There was an obvious shift from when I served in the 1980s to post-911. I believe in the 1980s people took pride in seeing and wearing the uniform but civilians didn’t have an idea of what that really meant. The 1990s brought the downsizing of the military and I chose to leave early with an honorable discharge. It was the right decision, as I was able to be present with my children. I can say I missed it, but can’t say what “it” was. I now know it to be the lifestyle, the camaraderie, and now something bigger than myself. I re-enlisted in the Naval Reserve in 1999. It was still non eventful, and I was able to choose where and when to spend my duty time. On September 11, 2001 I was slated to be serving my two week training in Greece; however I was playing basketball in my stateside reserve center due to an administrative error with my orders. Like anyone else, I can tell you my thoughts and feelings the exact moment each plane hit and went down that day. I can tell you I remember all of us moving to the conference room and watching it all unfold on the big screen, and as a Religious Program Specialist, the prayer I said as we formed a circle and held hands in that room.

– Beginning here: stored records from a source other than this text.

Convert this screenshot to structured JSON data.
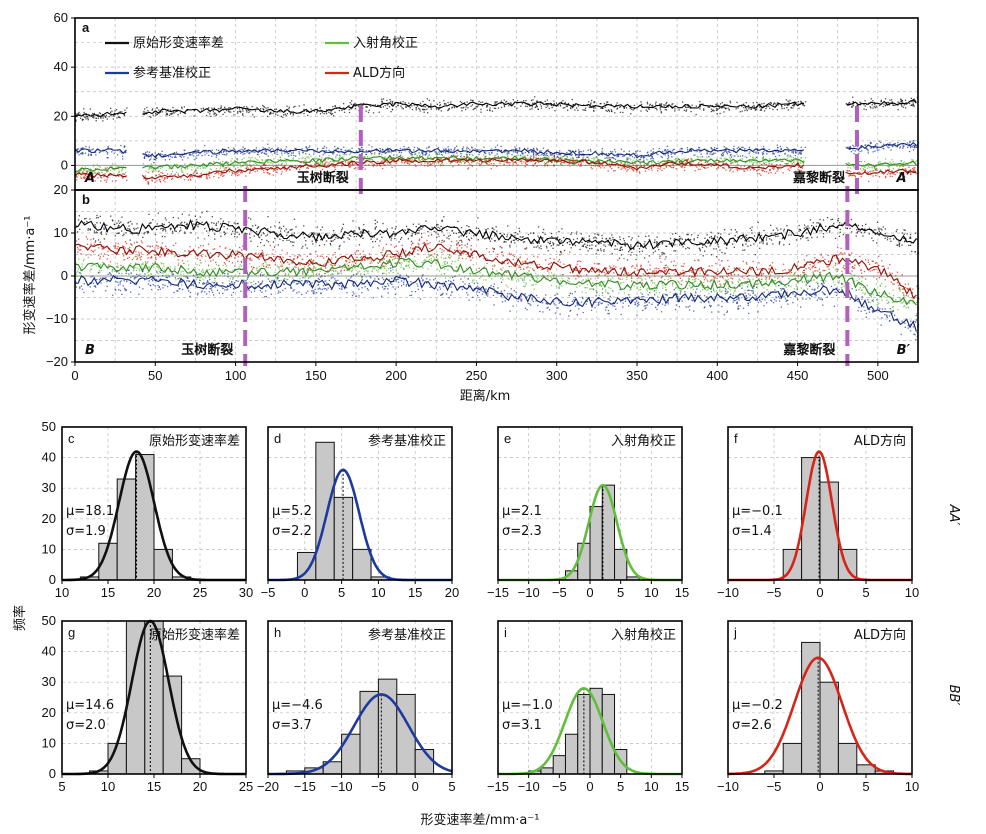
{
  "profile_axes": {
    "ylabel": "形变速率差/mm·a⁻¹",
    "xlabel": "距离/km",
    "x_ticks": [
      "0",
      "50",
      "100",
      "150",
      "200",
      "250",
      "300",
      "350",
      "400",
      "450",
      "500"
    ]
  },
  "hist_axes": {
    "ylabel": "频率",
    "xlabel": "形变速率差/mm·a⁻¹"
  },
  "legend": {
    "raw": "原始形变速率差",
    "incidence": "入射角校正",
    "reference": "参考基准校正",
    "ald": "ALD方向"
  },
  "row_labels": {
    "top": "AA′",
    "bottom": "BB′"
  },
  "colors": {
    "raw": "#111111",
    "reference": "#1f3a9e",
    "incidence": "#5fbf3a",
    "ald": "#d62418",
    "fault": "#b35fc0",
    "bar": "#c8c8c8"
  },
  "chart_data": [
    {
      "id": "a",
      "type": "scatter",
      "panel_label": "a",
      "xlim": [
        0,
        525
      ],
      "ylim": [
        -10,
        60
      ],
      "y_ticks": [
        "60",
        "40",
        "20",
        "0"
      ],
      "profile_start": "A",
      "profile_end": "A′",
      "faults": [
        {
          "name": "玉树断裂",
          "x": 178
        },
        {
          "name": "嘉黎断裂",
          "x": 487
        }
      ],
      "gaps": [
        [
          32,
          42
        ],
        [
          455,
          480
        ]
      ],
      "series": [
        {
          "name": "原始形变速率差",
          "key": "raw",
          "x": [
            0,
            25,
            50,
            75,
            100,
            125,
            150,
            175,
            200,
            225,
            250,
            275,
            300,
            325,
            350,
            375,
            400,
            425,
            450,
            480,
            500,
            525
          ],
          "y": [
            20,
            21,
            22,
            22,
            23,
            22,
            22,
            24,
            25,
            24,
            25,
            25,
            25,
            24,
            24,
            24,
            24,
            24,
            25,
            25,
            25,
            26
          ]
        },
        {
          "name": "参考基准校正",
          "key": "reference",
          "x": [
            0,
            25,
            50,
            75,
            100,
            125,
            150,
            175,
            200,
            225,
            250,
            275,
            300,
            325,
            350,
            375,
            400,
            425,
            450,
            480,
            500,
            525
          ],
          "y": [
            6,
            6,
            4,
            5,
            6,
            6,
            6,
            6,
            6,
            6,
            6,
            6,
            5,
            5,
            4,
            6,
            6,
            6,
            6,
            7,
            8,
            9
          ]
        },
        {
          "name": "入射角校正",
          "key": "incidence",
          "x": [
            0,
            25,
            50,
            75,
            100,
            125,
            150,
            175,
            200,
            225,
            250,
            275,
            300,
            325,
            350,
            375,
            400,
            425,
            450,
            480,
            500,
            525
          ],
          "y": [
            -2,
            -1,
            -1,
            0,
            1,
            2,
            2,
            3,
            3,
            3,
            3,
            3,
            2,
            2,
            1,
            2,
            2,
            2,
            2,
            0,
            0,
            1
          ]
        },
        {
          "name": "ALD方向",
          "key": "ald",
          "x": [
            0,
            25,
            50,
            75,
            100,
            125,
            150,
            175,
            200,
            225,
            250,
            275,
            300,
            325,
            350,
            375,
            400,
            425,
            450,
            480,
            500,
            525
          ],
          "y": [
            -4,
            -4,
            -5,
            -4,
            -2,
            -1,
            0,
            1,
            2,
            2,
            2,
            2,
            2,
            1,
            -1,
            1,
            0,
            -1,
            0,
            -3,
            -3,
            -2
          ]
        }
      ]
    },
    {
      "id": "b",
      "type": "scatter",
      "panel_label": "b",
      "xlim": [
        0,
        525
      ],
      "ylim": [
        -20,
        20
      ],
      "y_ticks": [
        "20",
        "10",
        "0",
        "−10",
        "−20"
      ],
      "profile_start": "B",
      "profile_end": "B′",
      "faults": [
        {
          "name": "玉树断裂",
          "x": 106
        },
        {
          "name": "嘉黎断裂",
          "x": 481
        }
      ],
      "series": [
        {
          "name": "原始形变速率差",
          "key": "raw",
          "x": [
            0,
            25,
            50,
            75,
            100,
            125,
            150,
            175,
            200,
            225,
            250,
            275,
            300,
            325,
            350,
            375,
            400,
            425,
            450,
            475,
            500,
            525
          ],
          "y": [
            12,
            11,
            11,
            12,
            11,
            10,
            9,
            10,
            10,
            11,
            10,
            9,
            8,
            8,
            7,
            8,
            8,
            9,
            10,
            12,
            10,
            8
          ]
        },
        {
          "name": "ALD方向",
          "key": "ald",
          "x": [
            0,
            25,
            50,
            75,
            100,
            125,
            150,
            175,
            200,
            225,
            250,
            275,
            300,
            325,
            350,
            375,
            400,
            425,
            450,
            475,
            500,
            525
          ],
          "y": [
            7,
            6,
            6,
            5,
            5,
            4,
            3,
            4,
            5,
            7,
            5,
            3,
            2,
            1,
            1,
            1,
            1,
            1,
            2,
            4,
            2,
            -5
          ]
        },
        {
          "name": "入射角校正",
          "key": "incidence",
          "x": [
            0,
            25,
            50,
            75,
            100,
            125,
            150,
            175,
            200,
            225,
            250,
            275,
            300,
            325,
            350,
            375,
            400,
            425,
            450,
            475,
            500,
            525
          ],
          "y": [
            2,
            2,
            2,
            1,
            1,
            1,
            1,
            2,
            3,
            3,
            1,
            0,
            -1,
            -2,
            -2,
            -2,
            -2,
            -2,
            -1,
            0,
            -4,
            -7
          ]
        },
        {
          "name": "参考基准校正",
          "key": "reference",
          "x": [
            0,
            25,
            50,
            75,
            100,
            125,
            150,
            175,
            200,
            225,
            250,
            275,
            300,
            325,
            350,
            375,
            400,
            425,
            450,
            475,
            500,
            525
          ],
          "y": [
            -1,
            -1,
            -1,
            -2,
            -2,
            -2,
            -2,
            -2,
            -1,
            -2,
            -3,
            -5,
            -6,
            -6,
            -6,
            -5,
            -5,
            -5,
            -4,
            -3,
            -8,
            -12
          ]
        }
      ]
    },
    {
      "id": "c",
      "type": "bar",
      "panel_label": "c",
      "title": "原始形变速率差",
      "key": "raw",
      "xlim": [
        10,
        30
      ],
      "ylim": [
        0,
        50
      ],
      "x_ticks": [
        "10",
        "15",
        "20",
        "25",
        "30"
      ],
      "y_ticks": [
        "50",
        "40",
        "30",
        "20",
        "10",
        "0"
      ],
      "bin_edges": [
        12,
        14,
        16,
        18,
        20,
        22,
        24,
        26
      ],
      "counts": [
        1,
        12,
        33,
        41,
        10,
        1,
        0
      ],
      "mu": 18.1,
      "sigma": 1.9,
      "mu_text": "μ=18.1",
      "sigma_text": "σ=1.9",
      "curve_peak": 42
    },
    {
      "id": "d",
      "type": "bar",
      "panel_label": "d",
      "title": "参考基准校正",
      "key": "reference",
      "xlim": [
        -5,
        20
      ],
      "ylim": [
        0,
        50
      ],
      "x_ticks": [
        "−5",
        "0",
        "5",
        "10",
        "15",
        "20"
      ],
      "y_ticks": [
        "50",
        "40",
        "30",
        "20",
        "10",
        "0"
      ],
      "bin_edges": [
        -1,
        1.5,
        4,
        6.5,
        9,
        11.5,
        14
      ],
      "counts": [
        9,
        45,
        27,
        10,
        1,
        0
      ],
      "mu": 5.2,
      "sigma": 2.2,
      "mu_text": "μ=5.2",
      "sigma_text": "σ=2.2",
      "curve_peak": 36
    },
    {
      "id": "e",
      "type": "bar",
      "panel_label": "e",
      "title": "入射角校正",
      "key": "incidence",
      "xlim": [
        -15,
        15
      ],
      "ylim": [
        0,
        50
      ],
      "x_ticks": [
        "−15",
        "−10",
        "−5",
        "0",
        "5",
        "10",
        "15"
      ],
      "y_ticks": [
        "50",
        "40",
        "30",
        "20",
        "10",
        "0"
      ],
      "bin_edges": [
        -4,
        -2,
        0,
        2,
        4,
        6,
        8
      ],
      "counts": [
        3,
        12,
        24,
        31,
        10,
        1
      ],
      "mu": 2.1,
      "sigma": 2.3,
      "mu_text": "μ=2.1",
      "sigma_text": "σ=2.3",
      "curve_peak": 31
    },
    {
      "id": "f",
      "type": "bar",
      "panel_label": "f",
      "title": "ALD方向",
      "key": "ald",
      "xlim": [
        -10,
        10
      ],
      "ylim": [
        0,
        50
      ],
      "x_ticks": [
        "−10",
        "−5",
        "0",
        "5",
        "10"
      ],
      "y_ticks": [
        "50",
        "40",
        "30",
        "20",
        "10",
        "0"
      ],
      "bin_edges": [
        -4,
        -2,
        0,
        2,
        4
      ],
      "counts": [
        10,
        40,
        32,
        10
      ],
      "mu": -0.1,
      "sigma": 1.4,
      "mu_text": "μ=−0.1",
      "sigma_text": "σ=1.4",
      "curve_peak": 42
    },
    {
      "id": "g",
      "type": "bar",
      "panel_label": "g",
      "title": "原始形变速率差",
      "key": "raw",
      "xlim": [
        5,
        25
      ],
      "ylim": [
        0,
        50
      ],
      "x_ticks": [
        "5",
        "10",
        "15",
        "20",
        "25"
      ],
      "y_ticks": [
        "50",
        "40",
        "30",
        "20",
        "10",
        "0"
      ],
      "bin_edges": [
        6,
        8,
        10,
        12,
        14,
        16,
        18,
        20
      ],
      "counts": [
        0,
        1,
        10,
        50,
        50,
        32,
        5
      ],
      "mu": 14.6,
      "sigma": 2.0,
      "mu_text": "μ=14.6",
      "sigma_text": "σ=2.0",
      "curve_peak": 50
    },
    {
      "id": "h",
      "type": "bar",
      "panel_label": "h",
      "title": "参考基准校正",
      "key": "reference",
      "xlim": [
        -20,
        5
      ],
      "ylim": [
        0,
        50
      ],
      "x_ticks": [
        "−20",
        "−15",
        "−10",
        "−5",
        "0",
        "5"
      ],
      "y_ticks": [
        "50",
        "40",
        "30",
        "20",
        "10",
        "0"
      ],
      "bin_edges": [
        -17.5,
        -15,
        -12.5,
        -10,
        -7.5,
        -5,
        -2.5,
        0,
        2.5
      ],
      "counts": [
        1,
        2,
        4,
        13,
        27,
        31,
        26,
        8
      ],
      "mu": -4.6,
      "sigma": 3.7,
      "mu_text": "μ=−4.6",
      "sigma_text": "σ=3.7",
      "curve_peak": 26
    },
    {
      "id": "i",
      "type": "bar",
      "panel_label": "i",
      "title": "入射角校正",
      "key": "incidence",
      "xlim": [
        -15,
        15
      ],
      "ylim": [
        0,
        50
      ],
      "x_ticks": [
        "−15",
        "−10",
        "−5",
        "0",
        "5",
        "10",
        "15"
      ],
      "y_ticks": [
        "50",
        "40",
        "30",
        "20",
        "10",
        "0"
      ],
      "bin_edges": [
        -10,
        -8,
        -6,
        -4,
        -2,
        0,
        2,
        4,
        6
      ],
      "counts": [
        1,
        2,
        6,
        13,
        26,
        28,
        26,
        8
      ],
      "mu": -1.0,
      "sigma": 3.1,
      "mu_text": "μ=−1.0",
      "sigma_text": "σ=3.1",
      "curve_peak": 28
    },
    {
      "id": "j",
      "type": "bar",
      "panel_label": "j",
      "title": "ALD方向",
      "key": "ald",
      "xlim": [
        -10,
        10
      ],
      "ylim": [
        0,
        50
      ],
      "x_ticks": [
        "−10",
        "−5",
        "0",
        "5",
        "10"
      ],
      "y_ticks": [
        "50",
        "40",
        "30",
        "20",
        "10",
        "0"
      ],
      "bin_edges": [
        -6,
        -4,
        -2,
        0,
        2,
        4,
        6,
        8
      ],
      "counts": [
        1,
        10,
        43,
        30,
        10,
        3,
        1
      ],
      "mu": -0.2,
      "sigma": 2.6,
      "mu_text": "μ=−0.2",
      "sigma_text": "σ=2.6",
      "curve_peak": 38
    }
  ]
}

That was the day my outlook on being an American changed forever. Unlike civilians who only have access to media reports and friends and family who serve; I have spent the last fifteen years serving as security forces at a Naval Shipyard, Special Operations Command, Central Command, Special Operations Command Central and Special Operations Command South Headquarters. I have the opportunity to hear the facts, and be reminded on a daily basis of what all people associated with the military have sacrificed for this United States of America. I am proud of the perseverance, courage and fortitude of those who have served and their family members. I have served those who have suffered severe injuries due to their service to their country, and have never heard them say they would not go back and do it again.

As the electronic age is in full force, I ask this new generation of leaders to remember their people. Remember why you are in uniform, remember there are personnel behind those electronics and in Navy Chief terms, remember the deckplate leadership. Get on the decks with your people, learn who they are and all will benefit.

I know that my family and friends are proud of my service, but I believe I selfishly serve because it gives me the greater sense of self I spoke of earlier. I met my husband ten years ago, and he immediately took pride in my service to our country. He knows my love for service, and encourages me to take any opportunity available. I had an amazing chance to return to active duty this year. I have two years of enlistment remaining before retirement, and am already experiencing that feeling of loss. My civilian job is amazing, but I am so proud to wear my Navy anchors each day.

There is a Yiddish word mensch. It is a person of integrity and honor, someone a sense of what is right. “The qualities one would hope for in a friend or trusted colleague. “ A second meaning is a synonym for servant. I wish for people to consider me a mensch. That's how I want my legacy to be.

I want to be remembered first and foremost, I want my children to remember me as a good mother. It would be nice to be remembered for my good character; living the Navy core values of honor, courage and commitment. Although I have not completed my college degree, and know of ways I could have improved my career, I know I have impacted others’ lives in a positive way. I want to have made a difference in other people’s lives. If I can be remembered for being a good person who cared about and advocated for others that would be more than enough.